Derzeit sind weltweit etwa 122 Millionen Menschen betroffen. Zaman befürchtet, dass Mikroplastik zu einem wachsenden Problem für die bereits überlasteten Gesundheitssysteme wird. Er und Gross wollen nun untersuchen, ob sich die Laborergebnisse auch in realen Flüchtlingslagern wiederfinden lassen. Außerdem wollen sie die Frage beantworten, warum Bakterien auf Plastik so gut gedeihen. „Kunststoffe sind enorm vielseitig“, erklärt Gross. „Eine Theorie besagt, dass Kunststoff Wasser abstößt, was es den Bakterien erleichtert, sich festzusetzen. Mit der Zeit nimmt der Kunststoff jedoch Feuchtigkeit auf.
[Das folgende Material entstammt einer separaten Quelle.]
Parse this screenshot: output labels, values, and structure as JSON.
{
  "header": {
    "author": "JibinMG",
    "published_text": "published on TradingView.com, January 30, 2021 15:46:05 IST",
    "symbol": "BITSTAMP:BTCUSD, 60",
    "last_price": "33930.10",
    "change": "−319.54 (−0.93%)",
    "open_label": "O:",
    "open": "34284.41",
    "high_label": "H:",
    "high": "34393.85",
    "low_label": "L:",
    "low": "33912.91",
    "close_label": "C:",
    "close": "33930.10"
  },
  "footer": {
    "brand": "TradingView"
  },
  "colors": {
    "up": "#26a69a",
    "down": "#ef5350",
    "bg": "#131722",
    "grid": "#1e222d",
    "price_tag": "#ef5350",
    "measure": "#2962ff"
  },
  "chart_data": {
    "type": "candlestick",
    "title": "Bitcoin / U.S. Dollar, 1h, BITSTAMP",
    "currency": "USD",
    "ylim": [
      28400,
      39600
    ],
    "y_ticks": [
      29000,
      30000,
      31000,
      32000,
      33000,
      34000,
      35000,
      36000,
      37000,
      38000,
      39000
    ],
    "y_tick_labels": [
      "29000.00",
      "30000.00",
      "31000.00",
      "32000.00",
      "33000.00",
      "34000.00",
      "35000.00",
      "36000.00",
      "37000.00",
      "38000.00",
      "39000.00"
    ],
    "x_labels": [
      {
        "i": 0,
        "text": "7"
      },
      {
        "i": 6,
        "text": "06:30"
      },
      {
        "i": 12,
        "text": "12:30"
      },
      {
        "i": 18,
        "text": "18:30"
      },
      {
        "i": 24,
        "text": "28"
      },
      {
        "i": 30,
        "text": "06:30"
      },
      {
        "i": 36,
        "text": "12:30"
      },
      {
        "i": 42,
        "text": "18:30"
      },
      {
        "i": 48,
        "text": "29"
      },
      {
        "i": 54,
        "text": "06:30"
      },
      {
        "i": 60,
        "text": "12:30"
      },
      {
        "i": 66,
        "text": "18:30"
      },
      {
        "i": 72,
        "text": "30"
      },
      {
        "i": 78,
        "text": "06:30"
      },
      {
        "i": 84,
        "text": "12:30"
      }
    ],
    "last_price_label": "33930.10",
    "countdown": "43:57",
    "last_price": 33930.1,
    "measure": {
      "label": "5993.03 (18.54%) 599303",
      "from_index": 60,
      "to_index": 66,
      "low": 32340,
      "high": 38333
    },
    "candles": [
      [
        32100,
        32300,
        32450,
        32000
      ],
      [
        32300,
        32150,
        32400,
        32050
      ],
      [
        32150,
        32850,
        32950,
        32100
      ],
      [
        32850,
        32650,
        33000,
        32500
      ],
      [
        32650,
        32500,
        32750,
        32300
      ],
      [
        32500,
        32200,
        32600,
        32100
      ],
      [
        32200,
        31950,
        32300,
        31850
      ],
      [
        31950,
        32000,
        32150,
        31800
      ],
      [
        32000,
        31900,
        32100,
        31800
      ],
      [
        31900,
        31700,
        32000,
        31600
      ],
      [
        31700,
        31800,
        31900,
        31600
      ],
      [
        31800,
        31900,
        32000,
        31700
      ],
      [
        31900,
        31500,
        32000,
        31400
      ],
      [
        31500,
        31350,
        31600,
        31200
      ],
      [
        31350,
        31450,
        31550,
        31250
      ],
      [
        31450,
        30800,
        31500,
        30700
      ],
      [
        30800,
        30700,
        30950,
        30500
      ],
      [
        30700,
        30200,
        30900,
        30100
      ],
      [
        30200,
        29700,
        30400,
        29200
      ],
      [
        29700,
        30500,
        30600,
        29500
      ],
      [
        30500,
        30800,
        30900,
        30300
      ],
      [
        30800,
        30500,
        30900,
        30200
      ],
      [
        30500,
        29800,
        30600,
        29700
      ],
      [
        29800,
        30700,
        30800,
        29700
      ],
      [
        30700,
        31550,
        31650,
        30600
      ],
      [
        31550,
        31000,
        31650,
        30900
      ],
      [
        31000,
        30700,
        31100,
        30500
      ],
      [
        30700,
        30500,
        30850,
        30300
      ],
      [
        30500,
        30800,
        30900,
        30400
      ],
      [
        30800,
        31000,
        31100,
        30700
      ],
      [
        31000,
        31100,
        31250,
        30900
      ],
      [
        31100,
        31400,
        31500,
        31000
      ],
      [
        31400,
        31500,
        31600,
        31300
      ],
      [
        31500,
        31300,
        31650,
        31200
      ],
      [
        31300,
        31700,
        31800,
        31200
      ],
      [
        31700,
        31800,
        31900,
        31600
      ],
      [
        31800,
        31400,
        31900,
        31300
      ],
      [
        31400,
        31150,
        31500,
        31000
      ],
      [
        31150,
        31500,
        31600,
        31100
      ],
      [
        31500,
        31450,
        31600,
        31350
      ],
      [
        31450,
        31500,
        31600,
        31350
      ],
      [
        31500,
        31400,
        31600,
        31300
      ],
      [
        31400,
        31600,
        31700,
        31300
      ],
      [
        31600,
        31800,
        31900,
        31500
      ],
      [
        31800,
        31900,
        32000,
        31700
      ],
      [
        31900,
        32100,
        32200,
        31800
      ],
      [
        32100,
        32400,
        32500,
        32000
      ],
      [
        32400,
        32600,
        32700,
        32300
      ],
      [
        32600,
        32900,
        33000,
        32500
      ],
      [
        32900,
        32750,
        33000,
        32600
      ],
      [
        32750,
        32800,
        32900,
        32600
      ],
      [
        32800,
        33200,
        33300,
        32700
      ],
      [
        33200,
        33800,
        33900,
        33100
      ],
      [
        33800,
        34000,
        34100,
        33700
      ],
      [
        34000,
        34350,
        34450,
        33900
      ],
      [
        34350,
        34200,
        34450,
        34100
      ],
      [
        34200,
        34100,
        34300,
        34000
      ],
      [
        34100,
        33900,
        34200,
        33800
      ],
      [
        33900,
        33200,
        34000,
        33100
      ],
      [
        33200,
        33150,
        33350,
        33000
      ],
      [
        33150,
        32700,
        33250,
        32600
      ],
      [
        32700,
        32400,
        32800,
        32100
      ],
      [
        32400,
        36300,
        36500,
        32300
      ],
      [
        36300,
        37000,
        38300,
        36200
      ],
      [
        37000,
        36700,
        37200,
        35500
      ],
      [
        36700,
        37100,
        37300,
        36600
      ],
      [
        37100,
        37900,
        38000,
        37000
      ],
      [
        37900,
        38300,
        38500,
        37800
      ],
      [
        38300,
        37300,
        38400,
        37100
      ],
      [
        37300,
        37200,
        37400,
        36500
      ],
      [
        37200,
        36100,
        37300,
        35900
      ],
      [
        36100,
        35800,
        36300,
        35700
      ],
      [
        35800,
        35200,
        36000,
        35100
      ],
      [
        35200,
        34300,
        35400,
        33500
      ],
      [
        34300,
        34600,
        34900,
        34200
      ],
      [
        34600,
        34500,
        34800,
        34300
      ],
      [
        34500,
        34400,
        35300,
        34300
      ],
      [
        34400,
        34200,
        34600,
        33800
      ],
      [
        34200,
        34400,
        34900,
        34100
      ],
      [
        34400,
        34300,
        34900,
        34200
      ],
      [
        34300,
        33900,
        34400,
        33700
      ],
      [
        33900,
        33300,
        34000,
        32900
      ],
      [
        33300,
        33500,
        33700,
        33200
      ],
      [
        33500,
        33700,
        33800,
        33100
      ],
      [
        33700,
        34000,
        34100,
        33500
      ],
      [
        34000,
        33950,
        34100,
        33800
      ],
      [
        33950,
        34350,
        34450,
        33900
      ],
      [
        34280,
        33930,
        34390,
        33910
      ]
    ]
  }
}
Die Antibiotika scheinen darin zu versinken, bevor das Medikament die Bakterien erreicht.“ Die Studie zeigt auch, dass die Bakterien den starken Biofilm als Verteidigungslinie beibehalten, selbst nachdem die Wissenschaftler alle Kunststoffpartikel entfernt hatten.

„Diese Fragen werden oft im Zusammenhang mit Politik, internationalen Beziehungen oder Migration diskutiert, und das sind alles wichtige Themen, aber die wissenschaftliche Seite wird zu oft übersehen. Hoffentlich wird diese Studie andere Wissenschaftler zum Nachdenken anregen“, so Zaman abschließend.